Karadeniz’de doğa için mücadele

Birgün gazetesinden Demet Sargın, CHP Doğa Haklarından Sorumlu Genel Başkan Yardımcısı Gülizar Biçer Karaca ile geçen haftalarda Karadeniz Bölgesi’nin ekolojik sorunlarına dair yaptığı çalışmaları ve CHP’nin çevre politikalarını konuştu. Röportajda AKP’nin iktidarının devamını sağlamak için doğa alanına saldırılarını giderek artırdığını ifade eden Karaca, CHP’nin tüm yaşanan sorunlara dair çözümü çevre mücadelesi veren gruplarla birlikte bulmak istediğini söyledi.

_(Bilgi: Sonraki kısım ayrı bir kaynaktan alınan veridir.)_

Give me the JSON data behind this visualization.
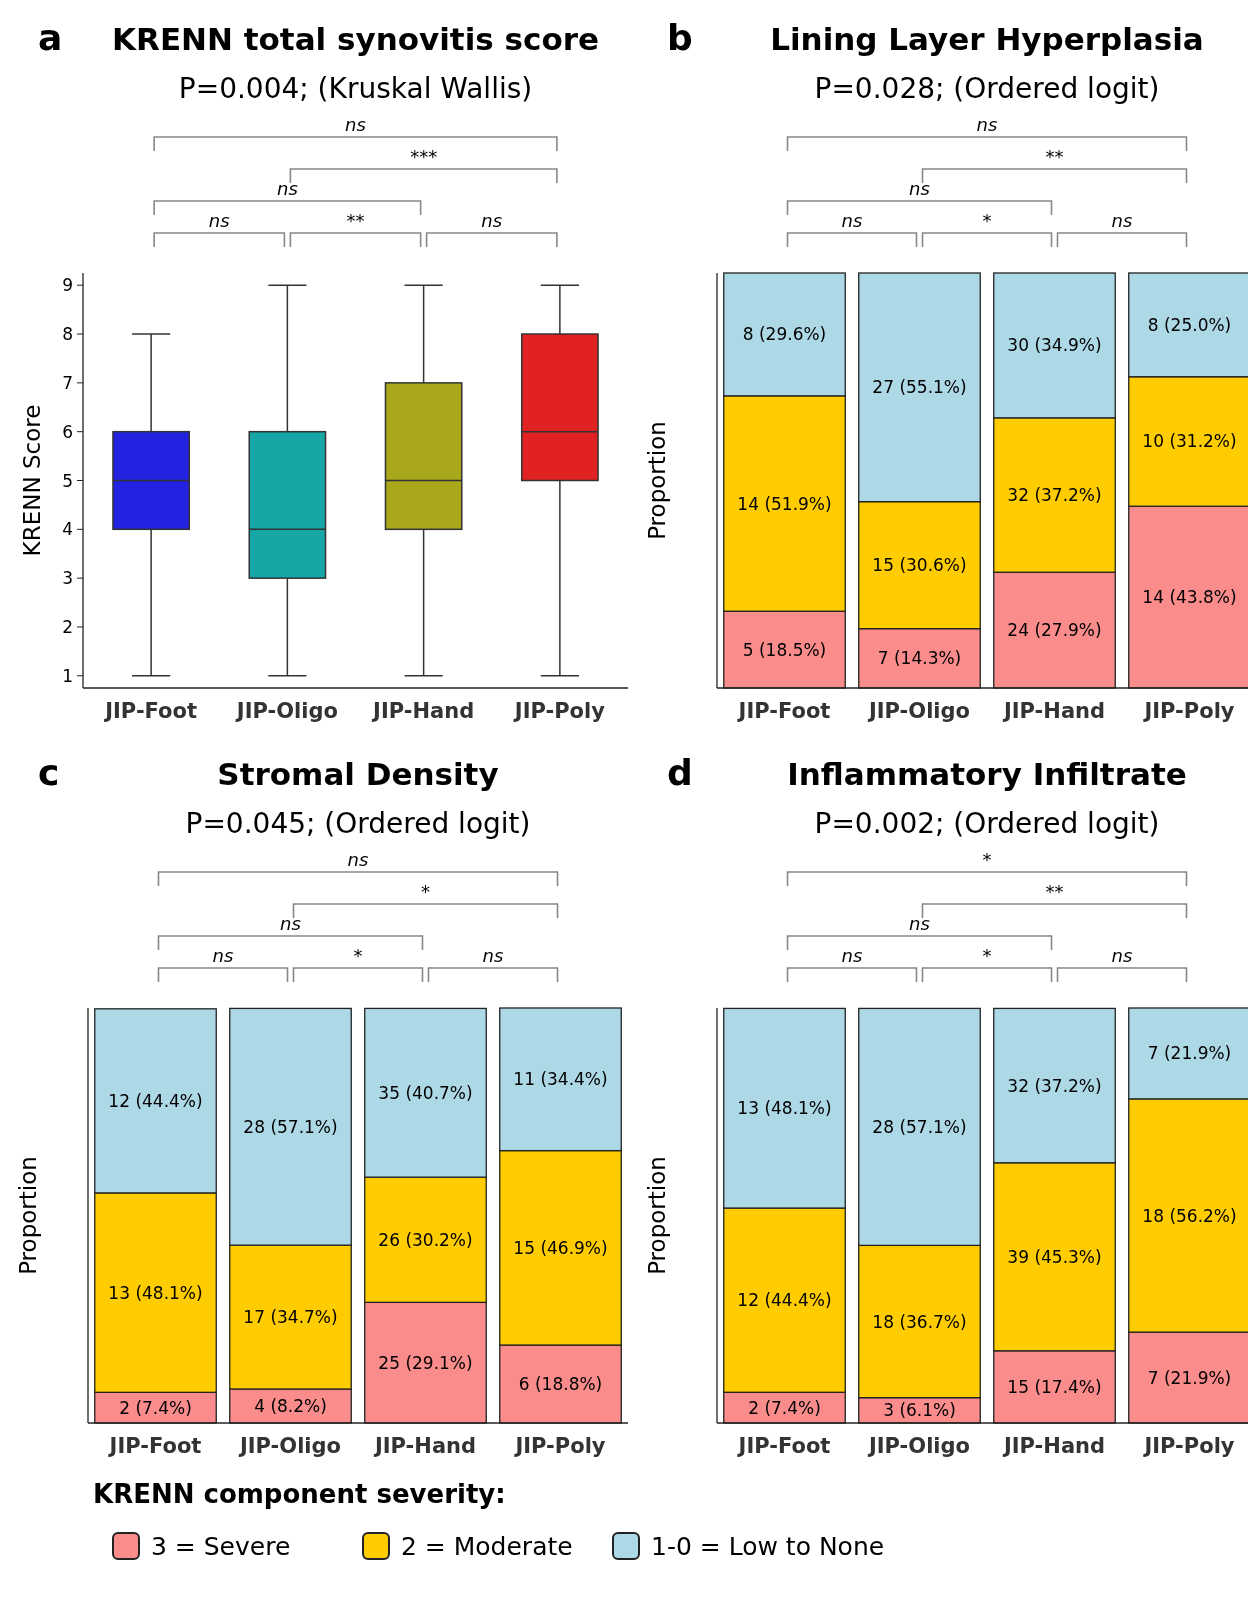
{
  "chart_data": [
    {
      "type": "box",
      "title": "KRENN total synovitis score",
      "subtitle": "P=0.004; (Kruskal Wallis)",
      "ylabel": "KRENN Score",
      "categories": [
        "JIP-Foot",
        "JIP-Oligo",
        "JIP-Hand",
        "JIP-Poly"
      ],
      "colors": [
        "#2222e0",
        "#17a6a6",
        "#a8a81a",
        "#e02222"
      ],
      "boxes": [
        {
          "low": 1,
          "q1": 4,
          "median": 5,
          "q3": 6,
          "high": 8
        },
        {
          "low": 1,
          "q1": 3,
          "median": 4,
          "q3": 6,
          "high": 9
        },
        {
          "low": 1,
          "q1": 4,
          "median": 5,
          "q3": 7,
          "high": 9
        },
        {
          "low": 1,
          "q1": 5,
          "median": 6,
          "q3": 8,
          "high": 9
        }
      ],
      "ylim": [
        0.75,
        9.25
      ],
      "yticks": [
        1,
        2,
        3,
        4,
        5,
        6,
        7,
        8,
        9
      ],
      "annotations": [
        "a",
        "ns",
        "***",
        "ns",
        "ns",
        "**",
        "ns"
      ]
    },
    {
      "type": "bar",
      "stacked": true,
      "title": "Lining Layer Hyperplasia",
      "subtitle": "P=0.028; (Ordered logit)",
      "ylabel": "Proportion",
      "categories": [
        "JIP-Foot",
        "JIP-Oligo",
        "JIP-Hand",
        "JIP-Poly"
      ],
      "ylim": [
        0,
        100
      ],
      "tick_labels": "x",
      "series": [
        {
          "color": "#fa8c8c",
          "values": [
            18.5,
            14.3,
            27.9,
            43.8
          ],
          "value_labels": [
            "5 (18.5%)",
            "7 (14.3%)",
            "24 (27.9%)",
            "14 (43.8%)"
          ]
        },
        {
          "color": "#ffcc00",
          "values": [
            51.9,
            30.6,
            37.2,
            31.2
          ],
          "value_labels": [
            "14 (51.9%)",
            "15 (30.6%)",
            "32 (37.2%)",
            "10 (31.2%)"
          ]
        },
        {
          "color": "#add8e6",
          "values": [
            29.6,
            55.1,
            34.9,
            25.0
          ],
          "value_labels": [
            "8 (29.6%)",
            "27 (55.1%)",
            "30 (34.9%)",
            "8 (25.0%)"
          ]
        }
      ],
      "annotations": [
        "b",
        "ns",
        "**",
        "ns",
        "ns",
        "*",
        "ns"
      ]
    },
    {
      "type": "bar",
      "stacked": true,
      "title": "Stromal Density",
      "subtitle": "P=0.045; (Ordered logit)",
      "ylabel": "Proportion",
      "categories": [
        "JIP-Foot",
        "JIP-Oligo",
        "JIP-Hand",
        "JIP-Poly"
      ],
      "ylim": [
        0,
        100.1
      ],
      "tick_labels": "x",
      "series": [
        {
          "color": "#fa8c8c",
          "values": [
            7.4,
            8.2,
            29.1,
            18.8
          ],
          "value_labels": [
            "2 (7.4%)",
            "4 (8.2%)",
            "25 (29.1%)",
            "6 (18.8%)"
          ]
        },
        {
          "color": "#ffcc00",
          "values": [
            48.1,
            34.7,
            30.2,
            46.9
          ],
          "value_labels": [
            "13 (48.1%)",
            "17 (34.7%)",
            "26 (30.2%)",
            "15 (46.9%)"
          ]
        },
        {
          "color": "#add8e6",
          "values": [
            44.4,
            57.1,
            40.7,
            34.4
          ],
          "value_labels": [
            "12 (44.4%)",
            "28 (57.1%)",
            "35 (40.7%)",
            "11 (34.4%)"
          ]
        }
      ],
      "annotations": [
        "c",
        "ns",
        "*",
        "ns",
        "ns",
        "*",
        "ns"
      ]
    },
    {
      "type": "bar",
      "stacked": true,
      "title": "Inflammatory Infiltrate",
      "subtitle": "P=0.002; (Ordered logit)",
      "ylabel": "Proportion",
      "categories": [
        "JIP-Foot",
        "JIP-Oligo",
        "JIP-Hand",
        "JIP-Poly"
      ],
      "ylim": [
        0,
        100
      ],
      "tick_labels": "x",
      "legend": "bottom",
      "legend_title": "KRENN component severity:",
      "series": [
        {
          "name": "3 = Severe",
          "color": "#fa8c8c",
          "values": [
            7.4,
            6.1,
            17.4,
            21.9
          ],
          "value_labels": [
            "2 (7.4%)",
            "3 (6.1%)",
            "15 (17.4%)",
            "7 (21.9%)"
          ]
        },
        {
          "name": "2 = Moderate",
          "color": "#ffcc00",
          "values": [
            44.4,
            36.7,
            45.3,
            56.2
          ],
          "value_labels": [
            "12 (44.4%)",
            "18 (36.7%)",
            "39 (45.3%)",
            "18 (56.2%)"
          ]
        },
        {
          "name": "1-0 = Low to None",
          "color": "#add8e6",
          "values": [
            48.1,
            57.1,
            37.2,
            21.9
          ],
          "value_labels": [
            "13 (48.1%)",
            "28 (57.1%)",
            "32 (37.2%)",
            "7 (21.9%)"
          ]
        }
      ],
      "annotations": [
        "d",
        "*",
        "**",
        "ns",
        "ns",
        "*",
        "ns"
      ]
    }
  ]
}
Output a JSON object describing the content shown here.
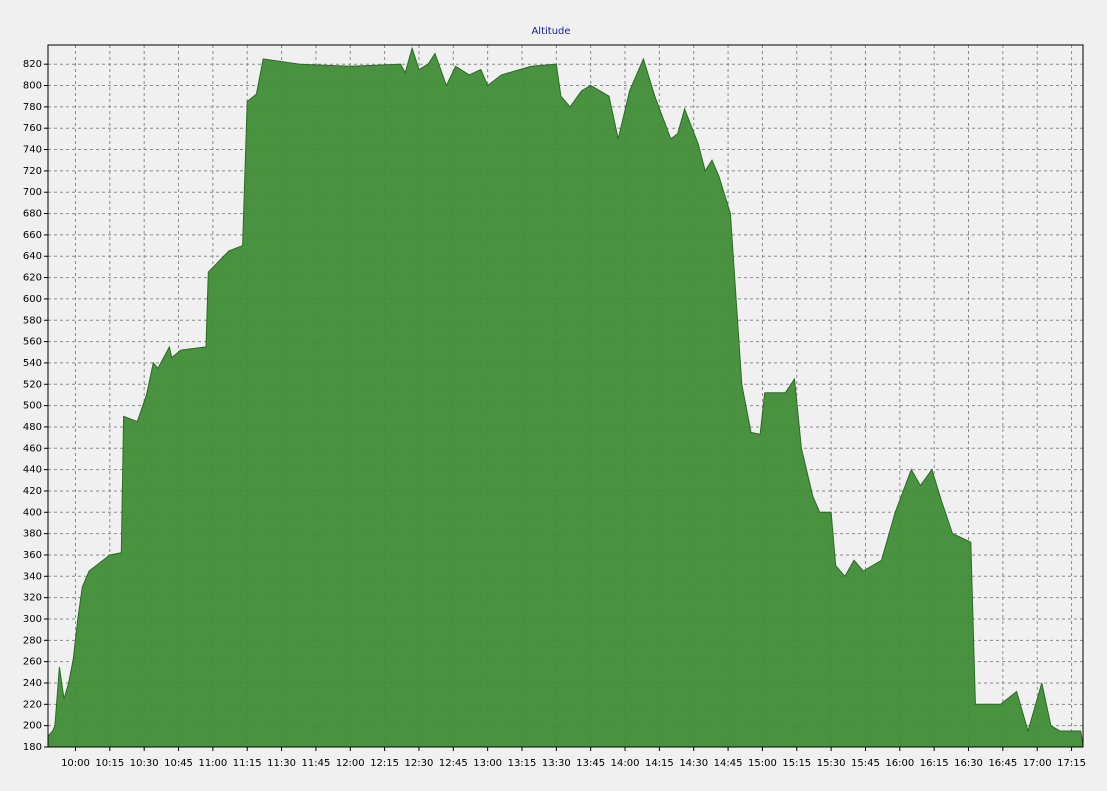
{
  "chart_data": {
    "type": "area",
    "title": "Altitude",
    "x": [
      "09:48",
      "09:50",
      "09:51",
      "09:53",
      "09:55",
      "09:57",
      "09:59",
      "10:01",
      "10:03",
      "10:06",
      "10:09",
      "10:15",
      "10:20",
      "10:21",
      "10:27",
      "10:31",
      "10:34",
      "10:36",
      "10:41",
      "10:42",
      "10:46",
      "10:57",
      "10:58",
      "11:07",
      "11:13",
      "11:15",
      "11:19",
      "11:22",
      "11:38",
      "12:00",
      "12:22",
      "12:24",
      "12:27",
      "12:30",
      "12:34",
      "12:37",
      "12:42",
      "12:46",
      "12:52",
      "12:57",
      "13:00",
      "13:06",
      "13:19",
      "13:30",
      "13:32",
      "13:36",
      "13:41",
      "13:45",
      "13:53",
      "13:57",
      "14:02",
      "14:08",
      "14:13",
      "14:20",
      "14:23",
      "14:26",
      "14:32",
      "14:35",
      "14:38",
      "14:41",
      "14:46",
      "14:51",
      "14:55",
      "14:59",
      "15:01",
      "15:10",
      "15:14",
      "15:17",
      "15:22",
      "15:25",
      "15:30",
      "15:32",
      "15:36",
      "15:40",
      "15:44",
      "15:52",
      "15:58",
      "16:05",
      "16:09",
      "16:14",
      "16:18",
      "16:23",
      "16:31",
      "16:33",
      "16:44",
      "16:51",
      "16:56",
      "17:02",
      "17:06",
      "17:10",
      "17:19",
      "17:20"
    ],
    "values": [
      190,
      195,
      200,
      255,
      225,
      240,
      262,
      300,
      330,
      345,
      350,
      360,
      362,
      490,
      485,
      510,
      540,
      535,
      555,
      545,
      552,
      555,
      625,
      645,
      650,
      785,
      792,
      825,
      820,
      818,
      820,
      812,
      835,
      815,
      820,
      830,
      800,
      818,
      810,
      815,
      800,
      810,
      818,
      820,
      790,
      780,
      795,
      800,
      790,
      750,
      795,
      825,
      790,
      750,
      755,
      778,
      745,
      720,
      730,
      715,
      680,
      520,
      475,
      473,
      512,
      512,
      525,
      460,
      415,
      400,
      400,
      350,
      340,
      355,
      345,
      355,
      400,
      440,
      425,
      440,
      412,
      380,
      372,
      220,
      220,
      232,
      195,
      240,
      200,
      195,
      195,
      182
    ],
    "color": "#3f8d36",
    "xlim": [
      "09:48",
      "17:20"
    ],
    "xticks": [
      "10:00",
      "10:15",
      "10:30",
      "10:45",
      "11:00",
      "11:15",
      "11:30",
      "11:45",
      "12:00",
      "12:15",
      "12:30",
      "12:45",
      "13:00",
      "13:15",
      "13:30",
      "13:45",
      "14:00",
      "14:15",
      "14:30",
      "14:45",
      "15:00",
      "15:15",
      "15:30",
      "15:45",
      "16:00",
      "16:15",
      "16:30",
      "16:45",
      "17:00",
      "17:15"
    ],
    "ylim": [
      180,
      838
    ],
    "yticks": [
      180,
      200,
      220,
      240,
      260,
      280,
      300,
      320,
      340,
      360,
      380,
      400,
      420,
      440,
      460,
      480,
      500,
      520,
      540,
      560,
      580,
      600,
      620,
      640,
      660,
      680,
      700,
      720,
      740,
      760,
      780,
      800,
      820
    ],
    "grid": true
  }
}
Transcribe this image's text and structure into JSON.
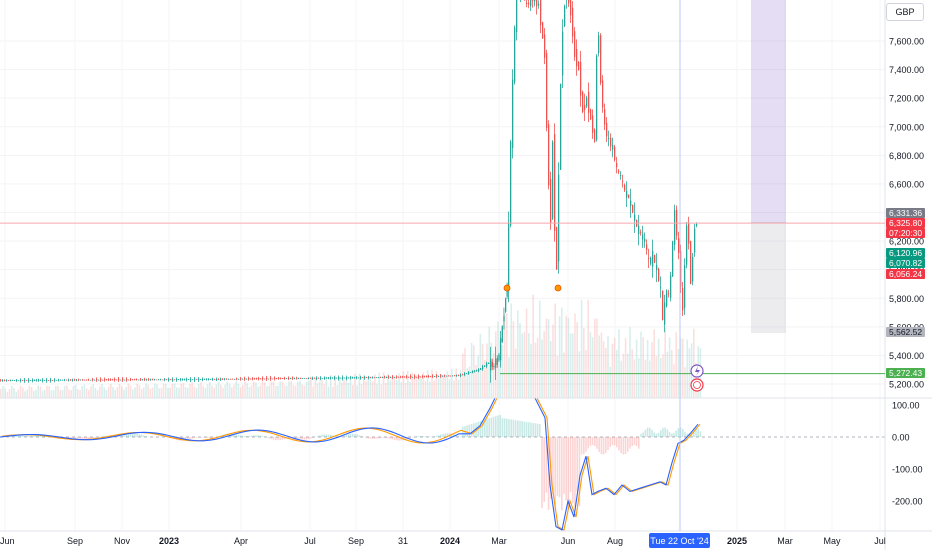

Karaca bölgedeki maden ve HES inşaatlarına dair şunları söyledi:

“Madenler özellikle Doğu Karadeniz’in çok büyük bir sorunu. Artvin’de 25 yıllı aşkın süre tüm şehrin tek vücut olarak direndiği Cerattepe Madeni, AKP’nin inşa ettiği baskı rejiminden güç alan bir şirket tarafından çalıştırılmaya başladı. Millete küfredecek kadar pervasız bir şahsın insafına terkedilen Artvin’de başlayan çalışmaların ormanlara, derelere verdiği zararı gözlerimizle gördük, maden sahasına girip oradaki durumu yerinde inceledik. Artvinliler sadece o bölgenin değil ülkemizin de en değerli ormanlarında yaratılan tahribatın gelecekte daha da büyüyeceğinden haklı olarak endişeliler. Kapalı ocak bakır madeni olarak başlayan çalışmaların altın madenine dönüşeceği ve sadece Cerattepe’yi değil, Genya Dağı’nı da içine alacak bir noktaya varabileceğine dair endişe temelsiz değil çünkü; şirkete 4406 hektarlık bir alan için ruhsat izni verilmiş durumda, işletme hakkı ise şimdilik 240 hektara genişletilmiş. Maden tüm ruhsat alanına yayılırsa Artvin artık yaşanmaz bir hale gelecek, zaten AKP’nin amacının da bu olduğu açık bir şekilde görülüyor. Baraj ve maden projeleriyle insansızlaştırılmak istenen Yusufeli ilçesi Artvin’in geleceği açısından bize çok önemli ipuçları veriyor. Baraj projesiyle 19 köyle birlikte verimli tarım arazileri sular altında kalacak ve ciddi miktarda kamulaştırma yapılıyor. Her deresinde mikro HES’lerin bulunduğu Yusufeli ilçesi, hiç bir ekonomik getirisi olmayacak baraj ve HES inşaatları nedeniyle ciddi göç veriyor. İnşa edilen yeni yerleşimlerin baraj altında kalacak köylerin ihtiyacını karşılaması mümkün görünmüyor. Boşaltılan köylerdeki 5000 konut yerine 2000, 600 esnaf içinse 100 dükkan inşa ediliyor. Yakın zamanda 30 bine yakın göç veren ilçe 22 bin nüfusa düşmüş. Zengin maden sahalarının bulunduğu bilinen bölgede pek çok sondaj çalışması sürerken maden projeleri masada bekliyor. Bu projelere karşı oluşacak toplumsal tepkiyi en aza indirmek içinse ilçenin insansızlaştırıldığını düşünüyoruz ayrıca dev baraj inşaatının yanlış projelendirme sebebiyle gövdesinde çatlamalar olduğu iddiaları da kulağımıza geldi. Tüm bu iddiaları, araştırılması için TBMM gündemine taşıyacağız.”